The walk as described: From pier turn right, then uphill to T-junction. Follow ‘Fisherman’s Cottage’ past café and on along coast road, which becomes stony. Where tarmac lane comes in on left, follow it past Tobar Éinne. At next corner, left (yellow arrow) back to village. Pass Arts Centre, then first right, first left, first right by thatched barn. Carry on, to turn right past church. At Y-junction, right. First left along lane. At Y-junction, right; in 50 m, right again and follow tarmac lane. In 300 m, left by Looped Walks arrow post along green lane to tarred road. Right to south shore. Left past lighthouse (red blobs) to wreck of Plassey. Follow road back to village.
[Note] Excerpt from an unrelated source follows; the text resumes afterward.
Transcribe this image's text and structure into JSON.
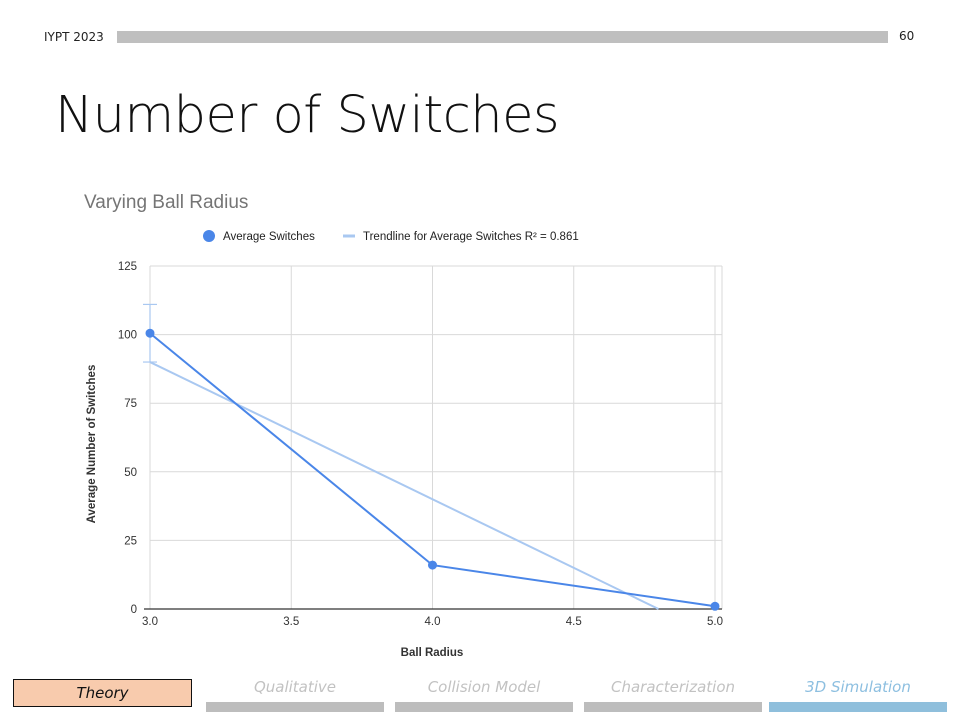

LENGTH: 12.5 km/7 ½ miles – allow at least 4 hours
GRADE: Easy
CONDITIONS: Roads, green lanes and lots of wobbly pebbles – take ankle supporting footwear.
DON’T MISS:
• Wild flowers everywhere
• Tobar Éinne holy well
• Wreck of the ‘Plassey’.
REFRESHMENTS: Fisherman’s Cottage café (099-75073; 087-904-2777) – try their delicious breakfasts, also fish pie and lemon posset.
PICNIC SPOT: Anywhere sheltered – it depends which way the wind’s blowing!
ACCOMMODATION: South Aran House (contact as for Fisherman’s Cottage) – €76 dble B&B – comfortable, friendly and extremely helpful.
WALKING IN IRELAND: Walking tour operators, local walks including Discover Ireland’s National Loop Walks, walking festivals throughout Ireland: www.discoverireland.ie/walking and www.coillte.ie
BOOKS:
• Wildflowers of Ireland by Zoë Durlin (The Collins Press) – a marvellous, beautifully illustrated compendium
• Christopher’s book Walking in Ireland (Ebury Press) contains 50 of his favourite Irish Independent walks.